Un proceso electoral anterior. (Foto: Archivo)

 

Eliana Uchani / Bolivia Digital

El procurador general del Estado, José María Cabrera, reclamó que hasta la fecha el presidente del Tribunal Supremo Electoral (TSE), Salvador Romero, no haya activado una querella penal en contra de los autores materiales e intelectuales del presunto fraude en las elecciones generales del 20 de octubre de 2019, en las que resultó ganador el Movimiento al Socialismo (MAS).

La autoridad afirmó que se enviaron tres notas, en las se le pide que se adhiera a las investigaciones de este caso. En la última nota le solicitaron una reunión, sin embargo, hasta el momento no obtuvieron respuesta.
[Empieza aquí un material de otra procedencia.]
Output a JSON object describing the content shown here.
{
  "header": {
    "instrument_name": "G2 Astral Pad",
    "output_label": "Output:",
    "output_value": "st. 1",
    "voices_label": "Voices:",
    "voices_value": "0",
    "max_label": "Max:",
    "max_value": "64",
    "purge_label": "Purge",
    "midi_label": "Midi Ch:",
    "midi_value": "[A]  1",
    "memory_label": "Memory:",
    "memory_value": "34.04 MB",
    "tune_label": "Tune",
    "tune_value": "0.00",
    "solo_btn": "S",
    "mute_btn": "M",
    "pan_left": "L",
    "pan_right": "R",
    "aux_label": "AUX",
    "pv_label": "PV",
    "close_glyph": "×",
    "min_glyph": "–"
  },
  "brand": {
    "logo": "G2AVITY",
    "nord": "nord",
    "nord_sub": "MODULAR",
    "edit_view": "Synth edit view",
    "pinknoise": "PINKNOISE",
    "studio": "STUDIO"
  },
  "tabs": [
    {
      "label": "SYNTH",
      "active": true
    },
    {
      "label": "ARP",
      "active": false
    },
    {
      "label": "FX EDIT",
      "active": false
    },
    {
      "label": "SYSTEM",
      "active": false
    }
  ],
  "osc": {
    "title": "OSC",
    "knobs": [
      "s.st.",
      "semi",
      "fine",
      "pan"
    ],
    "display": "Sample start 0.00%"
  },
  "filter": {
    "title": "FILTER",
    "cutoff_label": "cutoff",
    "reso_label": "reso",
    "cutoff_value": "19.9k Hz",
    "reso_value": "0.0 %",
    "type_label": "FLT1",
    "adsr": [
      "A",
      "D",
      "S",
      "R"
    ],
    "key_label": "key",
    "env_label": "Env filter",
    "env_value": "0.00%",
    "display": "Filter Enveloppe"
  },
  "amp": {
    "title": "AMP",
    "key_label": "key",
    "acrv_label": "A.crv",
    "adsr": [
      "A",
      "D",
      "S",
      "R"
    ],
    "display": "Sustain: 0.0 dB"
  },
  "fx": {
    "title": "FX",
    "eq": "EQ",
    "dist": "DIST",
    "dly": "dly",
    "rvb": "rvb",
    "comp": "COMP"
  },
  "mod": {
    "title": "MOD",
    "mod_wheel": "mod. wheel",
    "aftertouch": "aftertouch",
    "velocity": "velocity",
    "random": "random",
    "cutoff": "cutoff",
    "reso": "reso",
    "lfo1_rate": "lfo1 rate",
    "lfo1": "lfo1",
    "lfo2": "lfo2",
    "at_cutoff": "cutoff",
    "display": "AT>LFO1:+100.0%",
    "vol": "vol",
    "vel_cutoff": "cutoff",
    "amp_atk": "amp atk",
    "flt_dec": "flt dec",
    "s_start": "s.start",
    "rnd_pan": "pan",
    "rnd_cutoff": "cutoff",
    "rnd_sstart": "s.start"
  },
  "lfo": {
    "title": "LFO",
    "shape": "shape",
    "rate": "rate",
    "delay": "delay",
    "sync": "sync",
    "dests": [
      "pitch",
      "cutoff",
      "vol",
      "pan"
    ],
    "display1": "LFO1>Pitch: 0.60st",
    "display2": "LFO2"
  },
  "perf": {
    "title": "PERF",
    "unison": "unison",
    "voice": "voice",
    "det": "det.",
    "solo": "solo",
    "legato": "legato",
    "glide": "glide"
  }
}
“Han transcurrido más de seis meses del inicio de estas investigaciones, sin embargo, un actor ausente desde el inicio de las investigaciones es el propio TSE y los tribunales departamentales electorales, siendo que el artículo 14 de la Ley Marcelo Quiroga Santa Cruz textualmente dispone la obligación de constituirse en parte querellante”, enfatizó el procurador.

Al respecto, este medio trató de contactarse con Romero para conocer su versión, pero no respondió a las llamadas ni los mensajes que se envió a su celular.

Cabrera explicó que la primera nota se envió el 18 de febrero, pero el TSE no respondió. El 16 de marzo se envió la segunda carta, donde le solicita a Romero que se constituya como parte querellante en el caso del fraude.

En la tercera nota, del 25 de mayo, se pidió una audiencia para hablar sobre ese tema, en el marco de la defensa legal del Estado. Cabrera lamentó que hasta el momento ninguna de esas misivas hayan tenido una respuesta.

“Como es obligación de la Procuraduría General del Estado, ponemos en conocimiento de la opinión pública sobre la falta de cumplimiento de obligaciones legales que dispone el artículo 14 de la Ley 004, para que el TSE coadyuve en las investigaciones y se esclarezca conforme a derecho las responsabilidades en el fraude electoral del 20 de octubre”, puntualizó.

El 10 de noviembre de 2019, la Misión Electoral de la Organización de Estados Americanos (OEA) presentó el resultado final de la auditoría que se hizo a los resultados de las elecciones de octubre, en el que se evidenció la manipulación de los datos y un favorecimiento al binomio del MAS, Evo Morales y Álvaro García.

El estudio concluyó que en las elecciones generales hubo una “manipulación dolosa” e “irregularidades graves”, que hacen imposible validar los resultados emitidos por las autoridades electorales.

Este hecho derivó en la renuncia de Morales, en medio de una crisis social y política que se extendió en todo el país.

Ante este escenario, la Fiscalía activó un proceso contra los exvocales del TSE, y el expresidente Carlos Mesa pidió que se incluya en el caso a Morales y García Linera, además de los ministros Héctor Arce, Carlos Romero y Juan Ramón Quintana.

Asimismo, se anuló la votación y se convocó a un nuevo proceso; ante las presuntas irregularidades, algunos actores políticos, incluso, pidieron sancionar al MAS con la cancelación de su personería jurídica. Sin embargo, todo el proceso quedó paralizado cuando se dictó la cuarentena por el COVID-19.

En ese marco, Cabrera anunció que si Romero, en calidad de Presidente del TSE, no se suma a la querella penal, puede ser pasible a un proceso por incumplimiento de deberes, por lo que no descartó que la Procuraduría inicie las acciones correspondientes.